The Iowa Attorney General’s office is warning businesses in the state about a last-minute Y-2-K scam. Bob Brammer, a spokesman for the Attorney General, says some businesses have received a Y-2-K readiness survey that must be faxed back to a 900 number at a cost to the sender.He believes the 900 number may be linked to a company that is out of the United States.Brammer says they’ve had surprisingly few reports of people being taken by those looking to cash in on Y-2-K fears.Brammer says if you believe you may’ve been taken in a Y-2-K scam, you should call the Attorney General’s office.
There’s been so much hype and warning, many computer experts believe there won’t be much effect at all by the Y-2-K bug. Still, the chief of the Central Iowa Computer Users Group fears there WILL still be trouble, but not due to the date change on January first. He says the bigger problem comes on January 3rd when people turn on their computer and find the hard drive has died from old age.Dan Buda says most computers aren’t designed to be left running 24 hours a day, seven days a week, for years on end. He says people who shut their systems down this weekend may find a real surprise when they try to boot them back up on Monday.Buda strongly recommends people do complete back-ups of any of their important data. He says perhaps eight percent of computers that’re running all the time may crash once shut down and the data will be lost. Buda says there’s no way to jump-start a hard drive that’s died.A technology consulting firm estimates only ten percent of all Y-2-K failures will happen in the first two weeks of January. Other glitches may linger for months and even into 2001 and beyond before they cause trouble.

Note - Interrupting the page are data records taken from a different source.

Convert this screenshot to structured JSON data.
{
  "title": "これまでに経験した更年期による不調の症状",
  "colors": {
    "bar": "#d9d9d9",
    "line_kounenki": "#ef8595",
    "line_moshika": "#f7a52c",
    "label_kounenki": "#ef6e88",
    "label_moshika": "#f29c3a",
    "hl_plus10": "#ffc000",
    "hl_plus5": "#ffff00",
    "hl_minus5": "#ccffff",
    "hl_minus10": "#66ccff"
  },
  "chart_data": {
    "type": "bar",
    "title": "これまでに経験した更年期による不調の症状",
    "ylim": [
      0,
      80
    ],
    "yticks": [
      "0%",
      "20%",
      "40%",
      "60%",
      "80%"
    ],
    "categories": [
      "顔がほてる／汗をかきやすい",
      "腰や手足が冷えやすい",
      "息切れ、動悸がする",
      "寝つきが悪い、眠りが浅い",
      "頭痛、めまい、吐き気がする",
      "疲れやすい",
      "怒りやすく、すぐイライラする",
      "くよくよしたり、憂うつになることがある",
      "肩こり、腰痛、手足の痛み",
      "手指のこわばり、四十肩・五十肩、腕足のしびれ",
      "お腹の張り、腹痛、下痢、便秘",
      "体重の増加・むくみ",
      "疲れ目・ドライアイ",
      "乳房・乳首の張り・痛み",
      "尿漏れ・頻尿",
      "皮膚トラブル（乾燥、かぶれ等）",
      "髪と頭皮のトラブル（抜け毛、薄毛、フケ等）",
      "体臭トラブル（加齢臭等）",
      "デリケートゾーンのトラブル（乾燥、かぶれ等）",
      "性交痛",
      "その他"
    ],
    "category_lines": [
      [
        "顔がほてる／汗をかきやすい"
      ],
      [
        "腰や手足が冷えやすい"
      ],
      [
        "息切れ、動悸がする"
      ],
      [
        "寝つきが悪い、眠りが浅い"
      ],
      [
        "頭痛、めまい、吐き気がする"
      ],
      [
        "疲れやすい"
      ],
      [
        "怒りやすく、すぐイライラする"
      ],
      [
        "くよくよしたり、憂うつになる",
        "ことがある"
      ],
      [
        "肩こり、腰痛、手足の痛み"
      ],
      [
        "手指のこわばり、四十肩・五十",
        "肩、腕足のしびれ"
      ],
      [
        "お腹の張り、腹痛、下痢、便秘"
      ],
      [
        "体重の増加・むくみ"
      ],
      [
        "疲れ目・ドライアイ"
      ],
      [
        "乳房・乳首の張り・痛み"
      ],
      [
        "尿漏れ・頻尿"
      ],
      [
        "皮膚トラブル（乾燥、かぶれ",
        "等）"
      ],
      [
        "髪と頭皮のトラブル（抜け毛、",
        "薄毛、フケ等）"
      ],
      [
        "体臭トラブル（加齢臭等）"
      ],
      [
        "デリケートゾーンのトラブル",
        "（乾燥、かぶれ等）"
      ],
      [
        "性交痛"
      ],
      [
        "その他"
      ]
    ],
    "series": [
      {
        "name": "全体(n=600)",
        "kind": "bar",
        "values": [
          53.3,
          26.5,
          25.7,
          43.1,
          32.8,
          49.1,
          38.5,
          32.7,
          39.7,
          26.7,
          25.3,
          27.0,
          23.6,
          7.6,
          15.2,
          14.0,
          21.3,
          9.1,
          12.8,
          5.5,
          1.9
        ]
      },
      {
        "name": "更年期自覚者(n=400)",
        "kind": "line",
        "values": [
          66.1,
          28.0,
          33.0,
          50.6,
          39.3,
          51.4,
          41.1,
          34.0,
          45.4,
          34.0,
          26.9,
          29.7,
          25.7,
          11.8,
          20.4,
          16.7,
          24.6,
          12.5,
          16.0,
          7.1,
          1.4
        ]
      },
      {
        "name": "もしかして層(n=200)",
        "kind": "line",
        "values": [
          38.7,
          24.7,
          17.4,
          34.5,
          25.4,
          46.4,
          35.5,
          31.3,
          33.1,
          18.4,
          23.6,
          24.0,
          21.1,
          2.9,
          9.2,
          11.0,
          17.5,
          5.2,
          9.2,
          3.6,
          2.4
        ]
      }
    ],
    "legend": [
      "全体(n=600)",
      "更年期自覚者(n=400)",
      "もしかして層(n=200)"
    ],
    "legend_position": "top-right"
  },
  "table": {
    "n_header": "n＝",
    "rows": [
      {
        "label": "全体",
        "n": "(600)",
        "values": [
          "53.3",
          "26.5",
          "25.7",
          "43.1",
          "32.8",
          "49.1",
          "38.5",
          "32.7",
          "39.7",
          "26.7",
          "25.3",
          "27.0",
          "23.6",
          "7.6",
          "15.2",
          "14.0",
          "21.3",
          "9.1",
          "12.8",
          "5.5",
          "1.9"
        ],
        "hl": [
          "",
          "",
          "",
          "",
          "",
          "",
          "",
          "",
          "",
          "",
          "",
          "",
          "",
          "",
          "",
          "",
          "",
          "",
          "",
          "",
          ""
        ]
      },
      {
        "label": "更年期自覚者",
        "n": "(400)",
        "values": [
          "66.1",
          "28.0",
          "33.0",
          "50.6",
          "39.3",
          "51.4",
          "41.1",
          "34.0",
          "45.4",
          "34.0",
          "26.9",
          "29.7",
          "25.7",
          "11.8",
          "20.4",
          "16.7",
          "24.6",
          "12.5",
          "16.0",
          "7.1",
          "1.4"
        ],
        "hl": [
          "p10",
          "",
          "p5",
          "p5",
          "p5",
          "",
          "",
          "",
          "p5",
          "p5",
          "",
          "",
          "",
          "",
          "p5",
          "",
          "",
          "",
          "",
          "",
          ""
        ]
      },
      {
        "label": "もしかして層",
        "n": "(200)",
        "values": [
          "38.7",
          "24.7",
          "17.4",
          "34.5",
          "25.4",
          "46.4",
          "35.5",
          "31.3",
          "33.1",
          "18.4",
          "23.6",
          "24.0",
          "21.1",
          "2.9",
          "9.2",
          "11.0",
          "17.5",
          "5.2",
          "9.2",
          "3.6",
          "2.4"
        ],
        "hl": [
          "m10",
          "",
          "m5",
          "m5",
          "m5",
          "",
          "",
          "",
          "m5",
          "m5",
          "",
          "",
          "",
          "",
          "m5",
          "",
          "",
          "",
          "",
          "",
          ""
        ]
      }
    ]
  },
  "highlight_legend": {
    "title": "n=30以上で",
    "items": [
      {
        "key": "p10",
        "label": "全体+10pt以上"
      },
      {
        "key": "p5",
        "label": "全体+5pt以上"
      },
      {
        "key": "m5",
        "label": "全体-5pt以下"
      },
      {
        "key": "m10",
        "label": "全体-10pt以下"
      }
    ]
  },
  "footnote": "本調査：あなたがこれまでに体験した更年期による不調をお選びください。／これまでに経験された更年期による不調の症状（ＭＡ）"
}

Iowans who want to commemorate the new year with a special souvenir don’t have to look far — only as far as their mailbox. Most post offices across Iowa are offering a millennium postmark for both December 31st, 1999 and January 1st of 2000. U-S Postal Service Iowa spokesman Rich Watkins says Iowans may send in to the post office whatever they want postmarked in a stamped, self-addressed envelope, or they can bring the items to the post office in person. He says the postmarks do NOT have to be obtained right away. They’ll be available through about 100 post offices statewide through February 29th. Watkins says there’s also a 33-cent millennium stamp that’s just gone on sale Monday.
The Mayor of Seattle has cancelled his city’s planned New Year’s Eve celebration at the famous Space Needle, but the big millennium party in Iowa’s Capital City will go on. Fifteen mayors in the Des Moines Metro-area are hosting a huge New Year’s Eve party. Des Moines Mayor Preston Daniels says it’s not wise to cancel events due to vague terrorist threats. Other mayors around the state, like Lynn Clancey in Cedar Rapids, say they’ll be in their offices on New Year’s Eve to see if city operations are millennium bug-free.
One of Iowa’s largest electricity providers is warning people about the use of gas-powered generators on New Year’s Eve. Alliant Energy spokesman David Giroux (jer-OH) says generator sales have gone through the roof recently but people don’t always follow the instructions. When the generators have been used elsewhere during power outages, Giroux says there were many reports of carbon monoxide poisonings, burns, fires and electrocutions. He is concerned people will start using their generators on New Year’s Eve when they really don’t have to.